Numerose le perquisizione in corso. L’operazione di questa mattina è l’esito di un’articolata attività investigativa che ha accertato l’esistenza di un’organizzazione dai connotati mafiosi, dedita principalmente ad imporre il proprio controllo su attività economiche, quali compro oro, locali notturni, ditte di trasloco e altre attività come i recupero crediti nella provincia di Viterbo.

Le indagini hanno consentito agli investigatori di ricostruire i tasselli di un mosaico che ha portato alla luce un pericoloso panorama criminale.

Il sodalizio, con solidi collegamenti con ambienti ‘ndranghetisti, si era imposto a Viterbo e provincia, attraverso una serie di aggressioni e gravi atti intimidatori, esercitando un’azione di controllo del territorio. Particolarmente gravi gli episodi, tra i quali è stata incendiata l’auto dei carabinieri.

Ad eseguire l’ordinanza di custodia cautelare i carabinieri del comando provinciale di Viterbo, coadiuvati dal Raggruppamento Aeromobili di Pratica di Mare, dalle unità cinofile e da militari dell’8° Reggimento Lazio.

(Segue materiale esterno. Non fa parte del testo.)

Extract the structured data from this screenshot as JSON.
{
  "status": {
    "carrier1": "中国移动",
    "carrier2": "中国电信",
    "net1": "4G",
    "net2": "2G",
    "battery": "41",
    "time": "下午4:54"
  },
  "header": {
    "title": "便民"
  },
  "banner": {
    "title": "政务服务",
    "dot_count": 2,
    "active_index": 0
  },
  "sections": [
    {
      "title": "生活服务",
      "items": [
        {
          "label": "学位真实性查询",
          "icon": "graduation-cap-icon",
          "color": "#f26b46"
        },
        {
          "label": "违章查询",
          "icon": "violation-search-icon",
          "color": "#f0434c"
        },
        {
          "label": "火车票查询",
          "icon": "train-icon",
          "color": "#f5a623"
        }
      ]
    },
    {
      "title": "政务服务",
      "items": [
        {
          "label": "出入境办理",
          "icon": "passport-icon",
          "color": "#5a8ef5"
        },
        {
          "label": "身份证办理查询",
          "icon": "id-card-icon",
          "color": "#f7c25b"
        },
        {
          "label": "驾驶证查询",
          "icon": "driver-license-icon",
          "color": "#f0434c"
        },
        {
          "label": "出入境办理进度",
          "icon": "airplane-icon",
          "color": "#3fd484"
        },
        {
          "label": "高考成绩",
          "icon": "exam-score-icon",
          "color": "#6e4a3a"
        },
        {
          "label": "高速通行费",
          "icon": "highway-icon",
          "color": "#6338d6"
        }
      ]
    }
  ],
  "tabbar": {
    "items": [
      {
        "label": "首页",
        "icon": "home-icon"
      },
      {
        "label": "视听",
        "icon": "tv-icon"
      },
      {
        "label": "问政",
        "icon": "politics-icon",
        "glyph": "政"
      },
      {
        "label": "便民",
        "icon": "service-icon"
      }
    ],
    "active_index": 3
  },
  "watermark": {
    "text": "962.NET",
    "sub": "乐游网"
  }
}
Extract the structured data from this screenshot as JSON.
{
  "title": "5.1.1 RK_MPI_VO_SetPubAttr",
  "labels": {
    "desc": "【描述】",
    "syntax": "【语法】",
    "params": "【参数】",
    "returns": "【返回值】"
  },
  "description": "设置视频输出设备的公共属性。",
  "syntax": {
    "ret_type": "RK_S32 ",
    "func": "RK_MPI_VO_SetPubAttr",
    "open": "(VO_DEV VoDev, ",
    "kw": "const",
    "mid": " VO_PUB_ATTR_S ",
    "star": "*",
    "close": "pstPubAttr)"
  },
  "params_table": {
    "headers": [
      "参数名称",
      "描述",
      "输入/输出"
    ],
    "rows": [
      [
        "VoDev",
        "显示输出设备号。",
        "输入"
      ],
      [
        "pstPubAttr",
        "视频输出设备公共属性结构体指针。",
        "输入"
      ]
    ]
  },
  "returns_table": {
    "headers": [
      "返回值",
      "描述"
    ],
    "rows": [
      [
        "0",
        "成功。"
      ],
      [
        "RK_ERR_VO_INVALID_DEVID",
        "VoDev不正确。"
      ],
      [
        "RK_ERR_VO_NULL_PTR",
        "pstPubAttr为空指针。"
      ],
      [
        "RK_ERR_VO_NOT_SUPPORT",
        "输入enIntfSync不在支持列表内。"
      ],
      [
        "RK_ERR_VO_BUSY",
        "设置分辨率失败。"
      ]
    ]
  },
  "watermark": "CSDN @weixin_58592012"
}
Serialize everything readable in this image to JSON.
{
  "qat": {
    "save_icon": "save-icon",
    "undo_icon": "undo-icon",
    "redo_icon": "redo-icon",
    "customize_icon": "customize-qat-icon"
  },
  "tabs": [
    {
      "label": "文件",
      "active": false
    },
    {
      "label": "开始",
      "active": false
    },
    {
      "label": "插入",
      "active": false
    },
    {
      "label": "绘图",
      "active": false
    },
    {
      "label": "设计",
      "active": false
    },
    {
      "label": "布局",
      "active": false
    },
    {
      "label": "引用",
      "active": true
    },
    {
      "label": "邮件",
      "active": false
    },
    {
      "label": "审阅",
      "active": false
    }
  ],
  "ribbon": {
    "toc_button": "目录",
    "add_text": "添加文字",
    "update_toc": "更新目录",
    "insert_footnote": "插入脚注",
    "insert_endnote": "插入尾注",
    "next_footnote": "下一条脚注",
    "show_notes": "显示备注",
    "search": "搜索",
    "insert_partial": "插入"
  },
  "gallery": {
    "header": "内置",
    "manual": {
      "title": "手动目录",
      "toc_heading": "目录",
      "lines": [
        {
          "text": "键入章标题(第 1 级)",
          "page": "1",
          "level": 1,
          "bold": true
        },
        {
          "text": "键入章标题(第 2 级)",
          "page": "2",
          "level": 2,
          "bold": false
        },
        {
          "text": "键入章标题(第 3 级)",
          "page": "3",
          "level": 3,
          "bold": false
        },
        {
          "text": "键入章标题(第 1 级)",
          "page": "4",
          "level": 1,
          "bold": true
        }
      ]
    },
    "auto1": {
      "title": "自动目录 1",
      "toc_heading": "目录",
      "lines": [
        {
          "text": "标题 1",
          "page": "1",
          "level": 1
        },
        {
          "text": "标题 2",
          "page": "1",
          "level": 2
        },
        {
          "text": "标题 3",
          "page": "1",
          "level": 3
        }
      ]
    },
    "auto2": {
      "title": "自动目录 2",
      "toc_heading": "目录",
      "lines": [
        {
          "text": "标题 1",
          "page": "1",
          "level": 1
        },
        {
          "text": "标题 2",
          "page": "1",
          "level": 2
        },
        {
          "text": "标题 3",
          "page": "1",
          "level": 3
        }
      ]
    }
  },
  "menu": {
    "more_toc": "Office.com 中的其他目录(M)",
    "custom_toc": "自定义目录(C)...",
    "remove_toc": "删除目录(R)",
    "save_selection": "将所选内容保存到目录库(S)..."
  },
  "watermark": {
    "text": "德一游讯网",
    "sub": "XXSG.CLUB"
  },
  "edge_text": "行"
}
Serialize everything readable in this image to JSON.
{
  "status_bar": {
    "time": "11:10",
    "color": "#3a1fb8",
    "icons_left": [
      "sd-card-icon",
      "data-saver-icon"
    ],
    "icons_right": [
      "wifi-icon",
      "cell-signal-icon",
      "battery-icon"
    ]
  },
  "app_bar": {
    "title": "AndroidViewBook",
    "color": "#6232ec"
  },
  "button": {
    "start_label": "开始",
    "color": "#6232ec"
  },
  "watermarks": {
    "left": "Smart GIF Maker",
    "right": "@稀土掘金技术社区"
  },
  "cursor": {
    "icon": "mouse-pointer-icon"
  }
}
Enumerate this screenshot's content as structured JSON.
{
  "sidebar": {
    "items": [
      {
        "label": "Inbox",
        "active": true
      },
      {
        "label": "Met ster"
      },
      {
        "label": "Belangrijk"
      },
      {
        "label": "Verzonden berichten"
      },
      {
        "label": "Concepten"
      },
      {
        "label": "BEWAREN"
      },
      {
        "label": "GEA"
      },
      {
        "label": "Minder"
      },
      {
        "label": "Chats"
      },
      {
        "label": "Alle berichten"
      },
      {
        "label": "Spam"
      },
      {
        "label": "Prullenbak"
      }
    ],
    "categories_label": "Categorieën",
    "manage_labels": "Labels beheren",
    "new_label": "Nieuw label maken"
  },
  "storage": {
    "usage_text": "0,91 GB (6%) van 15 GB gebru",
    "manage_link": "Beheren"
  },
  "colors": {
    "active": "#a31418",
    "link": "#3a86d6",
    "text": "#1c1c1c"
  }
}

Ulteriori particolari saranno resi noti nel corso di una conferenza stampa che si terrà alle ore 11 a Roma, presso la sede del Comando provinciale dei carabinieri, alla presenza del procuratore aggiunto DDA Roma Michele Prestipino e del Colonnello Giuseppe Palma, comandante provinciale dei carabinieri di Viterbo.